Change The Way You Think About Growth
Small companies think that business is all about acquiring new customers, and because of that, they stay small. You need to change the way you think about growth. There is a lot of clutter out there.
If you were to score your effectiveness in each of the above areas with a 0-, 1-, or 2-point score, with 0 meaning you do just the basics, little, or even nothing in the area; 1 meaning you do okay in the area but could use some help; and 2 meaning you crush that area, how would you rate?
That isn’t a rhetorical question. Seriously, pause for a second, reexamine the following 4 areas, and give yourself a score:
- Acquiring New Customers
- Building Trust With Current Customers
- Encouraging Repeat Buyers
- Retaining Customers
How do you feel you did? Did you score 0 points in any of the categories? Did you get a 4 and you’re middle of the road? Did you excel with 7 or 8?

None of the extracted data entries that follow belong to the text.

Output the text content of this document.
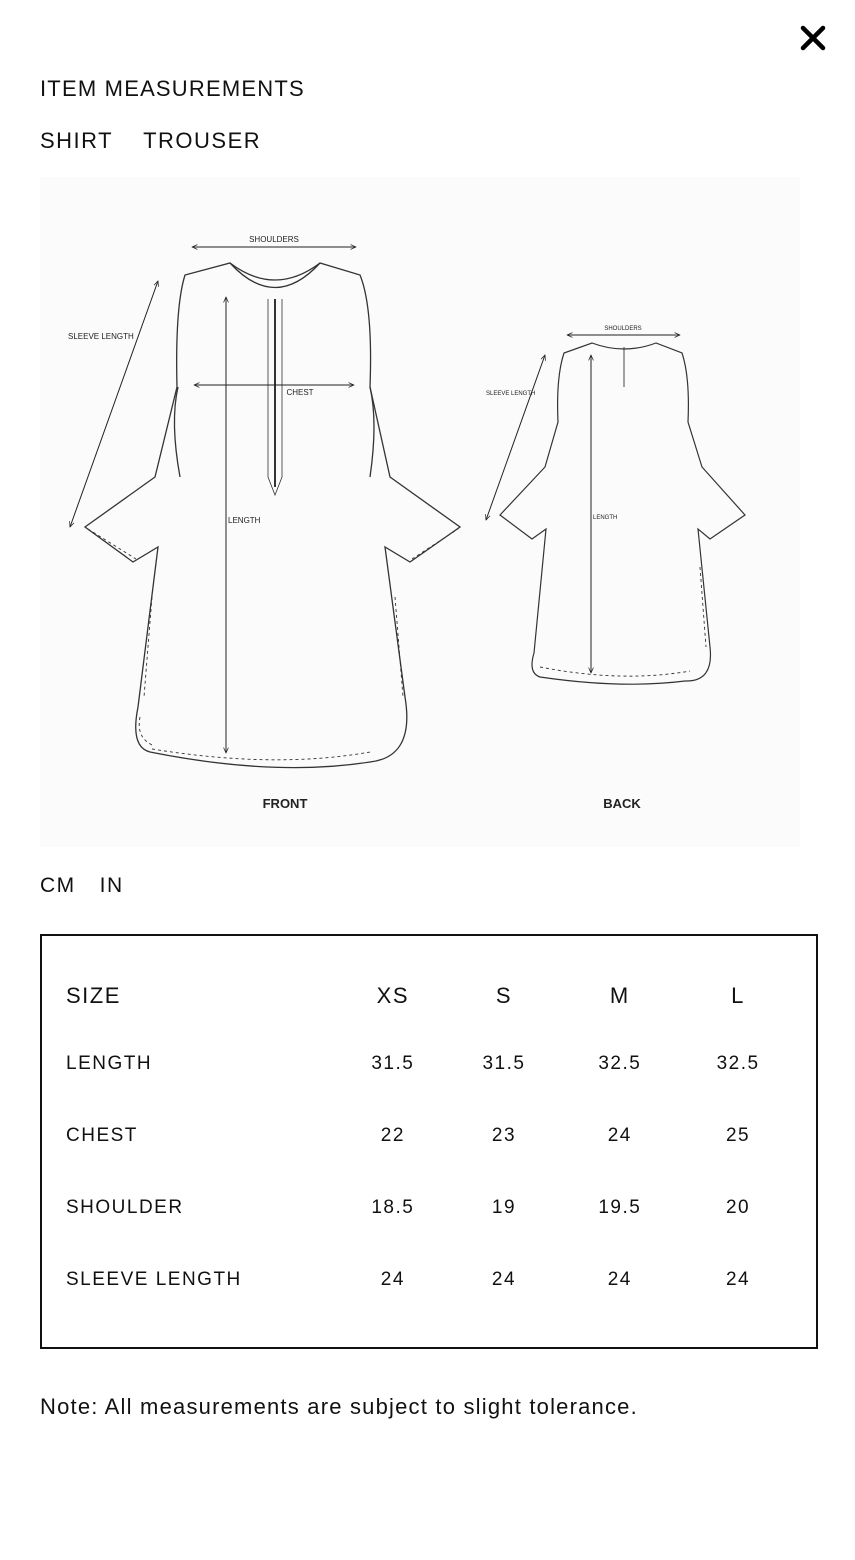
ITEM MEASUREMENTS
SHIRT TROUSER
SHOULDERS
SLEEVE LENGTH
CHEST
LENGTH
FRONT
SHOULDERS
SLEEVE LENGTH
LENGTH
BACK
CM IN
SIZE	XS	S	M	L
LENGTH	31.5	31.5	32.5	32.5
CHEST	22	23	24	25
SHOULDER	18.5	19	19.5	20
SLEEVE LENGTH	24	24	24	24
Note: All measurements are subject to slight tolerance.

Now that you know the 4 ways to grow a business and have scored yourself in each area in terms of effectiveness, you’ve got the start of a road map for growing your business.
Take Action
In terms of putting these systems in place, retention is the easiest problem to solve, followed by building trust with customers, encouraging repeat buyers, and finally, the most difficult: acquiring new customers.
I’m a huge believer that the masses are always wrong. I realized early on in my entrepreneurial life that focusing all my efforts on new customers was a horrible idea because I was struggling to get them at my old dry-cleaning company.
I dug into all the data one weekend after spending a month knocking on doors and signing up new customers. I found that I brought in virtually the same amount of revenue at the end of the month as I did at the start of the month. I quickly realized that if 30 more people had used my service that month, we would have seen good growth.
Since I had to go knock on doors to get customers, I made it my mission to figure out how to keep as many of them as possible. Ultimately, I figured out how to increase retention and then stumbled on the other growth levers.
Growth doesn’t have to be complicated, but if you want to achieve massive success and make millions in sales, then you’re way more likely to get there with your own ideas and ingenuity.